Alaska Science Center
Outer Continental Shelf Environmental Assessment Program (OCSEAP)
The Outer Continental Shelf Environmental Assessment Program (OCSEAP, 1975-1985), was a program funded through the National Oceanographic and Atmospheric Administration (NOAA) to develop baseline data in anticipation of oil development on Alaska's Continental Shelf. The need for comprehensive geographic data on the pelagic distribution of seabirds in Alaska and the North Pacific has long been recognized. During the OCSEAP Program millions of dollars were spent to gather data on the pelagic distributions of marine birds and mammals on the continental shelves. Ancillary data were routinely collected on environmental conditions (e.g., ice, temperature, salinity). This work culminated in an atlas on the "Pelagic Distribution and Abundance of Seabirds in the Gulf of Alaska and Eastern Bering Sea" (Gould et al. 1982), which documented the at-sea distribution and abundance of 16 common seabird species in Alaska. In addition to this work, extensive reports by other key investigators laid the foundation for our understanding of the pelagic biology and distribution of seabirds in Alaska. A current version of the OCSEAP database includes 248 data files, comprising >60,000 standard transects with >325,000 records that document the environment, distribution and group size of >4,000,000 animals.
Small Schooling Fish and predators in Glacier Bay National Park (SSF)
Glacier Bay National Park comprises a relatively pristine marine environment, and hosts a variety of marine predators such as humpback whales and seabirds. Variability in the abundance and distribution of these predators may be linked to changes in the availability of SSF, but little is known about the biology, abundance or habitat use by SSF in the Glacier Bay ecosystem. We are studying SSF and predators using similar methods employed in the Cook Inlet Seabird and Forage Fish project, including hydroacoustic surveys, trawls, and seines to study SSF, and pelagic surveys to assess the abundance and distribution of marine predators.
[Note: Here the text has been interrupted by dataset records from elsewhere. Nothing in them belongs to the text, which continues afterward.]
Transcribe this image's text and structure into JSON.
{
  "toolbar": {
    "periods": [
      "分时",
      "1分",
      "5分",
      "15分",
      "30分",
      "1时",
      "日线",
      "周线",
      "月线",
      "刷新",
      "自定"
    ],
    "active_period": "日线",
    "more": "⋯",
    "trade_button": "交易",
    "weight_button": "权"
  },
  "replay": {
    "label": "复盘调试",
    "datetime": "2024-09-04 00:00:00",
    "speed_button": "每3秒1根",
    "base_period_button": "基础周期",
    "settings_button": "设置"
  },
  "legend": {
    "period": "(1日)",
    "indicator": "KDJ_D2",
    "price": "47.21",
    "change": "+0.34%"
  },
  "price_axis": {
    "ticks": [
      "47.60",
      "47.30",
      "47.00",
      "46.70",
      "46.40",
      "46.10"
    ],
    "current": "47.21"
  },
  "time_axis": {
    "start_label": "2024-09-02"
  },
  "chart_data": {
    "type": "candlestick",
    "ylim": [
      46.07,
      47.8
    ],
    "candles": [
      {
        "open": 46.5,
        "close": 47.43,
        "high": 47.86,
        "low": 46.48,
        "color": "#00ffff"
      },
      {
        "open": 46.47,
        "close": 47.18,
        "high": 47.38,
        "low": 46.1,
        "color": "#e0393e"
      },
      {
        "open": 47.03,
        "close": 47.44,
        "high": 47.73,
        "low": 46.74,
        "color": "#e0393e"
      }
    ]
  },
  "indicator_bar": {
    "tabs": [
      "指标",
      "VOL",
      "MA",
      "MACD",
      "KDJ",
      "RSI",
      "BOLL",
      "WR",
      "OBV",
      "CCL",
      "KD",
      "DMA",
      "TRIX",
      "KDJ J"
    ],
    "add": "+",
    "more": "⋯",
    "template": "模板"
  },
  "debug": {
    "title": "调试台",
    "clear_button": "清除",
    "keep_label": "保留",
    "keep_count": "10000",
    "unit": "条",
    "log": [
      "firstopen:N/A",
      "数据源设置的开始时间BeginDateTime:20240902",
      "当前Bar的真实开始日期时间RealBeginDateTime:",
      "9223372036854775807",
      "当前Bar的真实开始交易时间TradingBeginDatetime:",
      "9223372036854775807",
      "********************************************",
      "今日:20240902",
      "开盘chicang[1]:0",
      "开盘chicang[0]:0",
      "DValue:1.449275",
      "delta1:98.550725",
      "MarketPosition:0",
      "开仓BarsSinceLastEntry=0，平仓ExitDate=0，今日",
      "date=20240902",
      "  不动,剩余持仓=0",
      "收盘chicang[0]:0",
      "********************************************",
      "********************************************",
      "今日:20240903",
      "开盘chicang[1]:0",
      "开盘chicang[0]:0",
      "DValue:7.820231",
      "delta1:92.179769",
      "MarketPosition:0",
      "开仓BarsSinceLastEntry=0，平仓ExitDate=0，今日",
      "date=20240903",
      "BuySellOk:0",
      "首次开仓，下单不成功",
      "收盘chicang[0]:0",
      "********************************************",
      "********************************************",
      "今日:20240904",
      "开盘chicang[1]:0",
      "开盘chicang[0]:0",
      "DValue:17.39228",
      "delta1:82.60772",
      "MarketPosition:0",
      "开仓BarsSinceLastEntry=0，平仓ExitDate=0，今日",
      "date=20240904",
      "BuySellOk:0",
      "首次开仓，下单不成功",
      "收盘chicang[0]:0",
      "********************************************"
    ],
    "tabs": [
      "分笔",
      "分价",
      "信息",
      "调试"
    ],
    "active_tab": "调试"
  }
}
Funded by USGS (Base and NRPP funds), and Glacier Bay National Park. Reduced field work will take place in FY00.
Cook Inlet Seabird and Forage Fish Study (CISeaFFS)
A key to understanding seabird population dynamics is to characterize the biological responses of seabirds to fluctuations in prey abundance, distribution and quality. This long-term study forms the basis of the Alaska Science Center - Biological Science Office Seabird Project, and is designed to measure foraging (functional) and population (numerical) responses of six seabird species to fluctuating forage fish densities at three seabird colonies in lower Cook Inlet. This involves at-sea surveys (hydroacoustic, trawling, seining) for forage fish while measuring aspects of seabird breeding biology and behavior at adjacent colonies. Funded by the Exxon Valdez Oil Spill (EVOS) Trustees under the Apex Predator Experiment (APEX) program, and by USGS (including Base and MMS-OCS funds). Collaboration with Alaska Maritime National Wildlife Refuge (ANMWR), U.S. Fish & Wildlife Service (USFWS), Alaska Department of Fish and Game (ADF&G), Institute of Marine Science, University of Alaska Fairbanks (IMS-UAF) and several universities. Last year of field work was FY99. Reduced funding for write-up in FY00-01.
Seabird and Marine Mammal Coordinated Investigations (SMMOCI)
Measuring seabird and marine mammal productivity, populations, and diets, hydroacoustic and trawl surveys for prey and oceanographic studies around 9 different long-term study colonies in the Gulf of Alaska, Bering Sea and Chukchi Sea. No direct USGS funding. Conducted in collaboration with AMNWR, National Marine Fisheries Service (NMFS), and IMS-UAF. Project will continue in FY00 with surveys in SE Alaska (St. Lazaria Island).